L'idea di scoprire un nuovo olio, che riducesse l'attrito quasi a zero, mi si fissò in mente durante gli studi liceali: il professore di fisica ci aveva spiegato quanto costasse lo sfregamento alle macchine, in energia e in usura.
Divenni un esperto della chimica degli oli e dei loro derivati: la mia cantina era il mio laboratorio e il mio studio.
Trascorrevo quasi tutte le sere e spesso parte delle notti, sperimentando, analizzando e studiando i testi più recenti sull'argomento.
Avevo realizzato ottimi risultati, ma i tempi non erano maturi, perché le mie scoperte erano troppo progredite per la tecnologia dell'Italia di trent'anni fa.
Ebbi numerosi rifiuti, cortesi o maleducati, dalle industrie e gli industriali mi ribadivano: -Il costo della produzione di questo lubrificante è eccessivo e non troveremo acquirenti!-
Non demordevo e accumulavo brevetti su brevetti.
Gli anni trascorsero e nessuna industria petrolchimica si era interessata alle mie ricerche: io avevo speso molti soldi, sicuro di averli investiti per il futuro della mia famiglia, e a un anno dalla pensione, decisi di produrre io stesso l'ultimo ritrovato, il più perfezionato.
Fui incoraggiato dalla moglie e dai figli, tolsi dalla banca tutti i risparmi per la vecchiaia e affittai un capannone industriale.
Assunsi due operai, con tutta la famiglia iniziai la produzione e la commercializzazione dell'olio.
Ero sempre stato un impiegato meticoloso, ma nell'ultimo anno di lavoro rimasi a casa molti giorni per malattie "diplomatiche".
Le pratiche si ammucchiavano sul mio tavolo e il Direttore, a cui non ero mai stato molto simpatico, mi richiamò più volte.
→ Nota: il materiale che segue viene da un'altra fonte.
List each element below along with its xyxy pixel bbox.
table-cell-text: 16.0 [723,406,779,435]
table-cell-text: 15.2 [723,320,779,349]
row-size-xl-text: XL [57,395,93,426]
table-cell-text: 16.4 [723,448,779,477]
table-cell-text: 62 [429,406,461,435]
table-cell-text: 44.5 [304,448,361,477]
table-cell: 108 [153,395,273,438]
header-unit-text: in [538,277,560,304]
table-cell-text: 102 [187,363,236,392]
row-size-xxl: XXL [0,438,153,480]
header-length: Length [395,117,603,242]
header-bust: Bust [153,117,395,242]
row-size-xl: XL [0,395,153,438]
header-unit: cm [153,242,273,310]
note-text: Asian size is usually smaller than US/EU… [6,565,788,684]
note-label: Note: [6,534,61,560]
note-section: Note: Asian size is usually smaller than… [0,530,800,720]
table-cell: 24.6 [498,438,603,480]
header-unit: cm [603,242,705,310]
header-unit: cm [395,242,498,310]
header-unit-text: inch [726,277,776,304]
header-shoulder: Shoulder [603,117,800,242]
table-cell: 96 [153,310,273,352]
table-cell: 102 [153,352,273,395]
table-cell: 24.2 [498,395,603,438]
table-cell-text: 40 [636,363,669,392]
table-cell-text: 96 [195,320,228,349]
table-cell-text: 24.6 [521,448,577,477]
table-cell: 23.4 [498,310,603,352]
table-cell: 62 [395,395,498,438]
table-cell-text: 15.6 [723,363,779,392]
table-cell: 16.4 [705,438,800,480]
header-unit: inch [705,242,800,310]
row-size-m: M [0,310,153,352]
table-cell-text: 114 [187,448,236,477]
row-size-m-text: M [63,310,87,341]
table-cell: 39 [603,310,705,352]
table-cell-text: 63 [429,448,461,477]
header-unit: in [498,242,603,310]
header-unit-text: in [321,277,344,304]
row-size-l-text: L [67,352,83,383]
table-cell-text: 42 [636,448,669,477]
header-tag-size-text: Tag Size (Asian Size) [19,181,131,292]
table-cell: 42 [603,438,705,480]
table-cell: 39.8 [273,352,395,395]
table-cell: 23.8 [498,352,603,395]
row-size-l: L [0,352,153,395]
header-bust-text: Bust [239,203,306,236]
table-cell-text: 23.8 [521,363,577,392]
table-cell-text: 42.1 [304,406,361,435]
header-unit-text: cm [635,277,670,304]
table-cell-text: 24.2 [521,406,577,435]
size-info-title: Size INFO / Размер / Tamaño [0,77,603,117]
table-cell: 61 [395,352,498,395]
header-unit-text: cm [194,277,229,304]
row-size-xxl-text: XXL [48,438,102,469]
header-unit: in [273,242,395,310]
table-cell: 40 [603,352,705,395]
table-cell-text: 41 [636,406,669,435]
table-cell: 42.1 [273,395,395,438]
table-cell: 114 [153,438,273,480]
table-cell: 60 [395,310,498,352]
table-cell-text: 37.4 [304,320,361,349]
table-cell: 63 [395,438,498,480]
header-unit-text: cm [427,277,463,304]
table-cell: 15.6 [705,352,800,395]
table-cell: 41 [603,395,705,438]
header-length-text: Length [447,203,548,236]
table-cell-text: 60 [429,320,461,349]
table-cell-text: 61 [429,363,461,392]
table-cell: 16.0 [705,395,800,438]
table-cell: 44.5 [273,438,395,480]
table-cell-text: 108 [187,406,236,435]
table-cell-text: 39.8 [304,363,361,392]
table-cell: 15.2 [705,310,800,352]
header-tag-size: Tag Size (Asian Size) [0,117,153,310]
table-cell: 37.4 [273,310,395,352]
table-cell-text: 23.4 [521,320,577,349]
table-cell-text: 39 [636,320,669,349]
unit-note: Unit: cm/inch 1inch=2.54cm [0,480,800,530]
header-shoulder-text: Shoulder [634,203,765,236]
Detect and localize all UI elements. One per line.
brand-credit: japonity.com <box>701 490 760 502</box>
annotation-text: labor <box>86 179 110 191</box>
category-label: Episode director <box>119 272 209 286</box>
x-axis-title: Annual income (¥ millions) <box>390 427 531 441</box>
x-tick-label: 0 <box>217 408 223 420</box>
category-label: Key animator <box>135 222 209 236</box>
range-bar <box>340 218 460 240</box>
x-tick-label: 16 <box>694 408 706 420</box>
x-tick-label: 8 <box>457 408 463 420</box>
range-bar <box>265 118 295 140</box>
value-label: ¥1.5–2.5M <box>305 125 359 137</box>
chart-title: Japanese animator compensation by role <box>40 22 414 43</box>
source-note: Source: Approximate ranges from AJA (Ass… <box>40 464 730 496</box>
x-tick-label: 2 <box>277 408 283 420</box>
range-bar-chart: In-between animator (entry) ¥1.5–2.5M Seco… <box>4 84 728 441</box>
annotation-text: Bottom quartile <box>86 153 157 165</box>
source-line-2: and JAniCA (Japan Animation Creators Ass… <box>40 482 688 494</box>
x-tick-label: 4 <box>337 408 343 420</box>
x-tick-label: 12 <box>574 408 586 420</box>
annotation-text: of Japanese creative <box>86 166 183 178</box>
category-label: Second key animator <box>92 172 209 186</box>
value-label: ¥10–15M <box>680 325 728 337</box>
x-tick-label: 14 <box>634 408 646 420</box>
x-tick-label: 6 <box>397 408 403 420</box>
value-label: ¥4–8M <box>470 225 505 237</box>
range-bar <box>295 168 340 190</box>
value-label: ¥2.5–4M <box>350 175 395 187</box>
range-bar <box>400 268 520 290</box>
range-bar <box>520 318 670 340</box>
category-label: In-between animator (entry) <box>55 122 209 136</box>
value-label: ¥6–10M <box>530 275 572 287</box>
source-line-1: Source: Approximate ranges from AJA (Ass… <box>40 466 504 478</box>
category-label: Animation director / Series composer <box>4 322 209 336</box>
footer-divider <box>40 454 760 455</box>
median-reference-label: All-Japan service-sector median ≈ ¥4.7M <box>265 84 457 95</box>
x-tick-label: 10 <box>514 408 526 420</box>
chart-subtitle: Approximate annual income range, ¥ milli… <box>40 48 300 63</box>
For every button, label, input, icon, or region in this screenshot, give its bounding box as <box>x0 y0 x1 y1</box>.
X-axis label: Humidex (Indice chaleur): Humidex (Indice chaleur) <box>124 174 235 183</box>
Era austero e irascibile: io lo avevo tollerato pazientemente per dieci anni, ma negli ultimi tempi egli era divenuto intrattabile.
Mi richiamava davanti ai giovani assunti: -Signor Crescenzo! Non può abbandonare negligentemente la contabilità di questo ufficio e trascorrere il tempo in faccende personali!-
Replicavo: -Non sono l'unico contabile e inoltre fra pochi mesi mi dovrete sostituire in ogni modo!-
Tutte le occasioni erano valide per mettere alla prova la mia mansuetudine.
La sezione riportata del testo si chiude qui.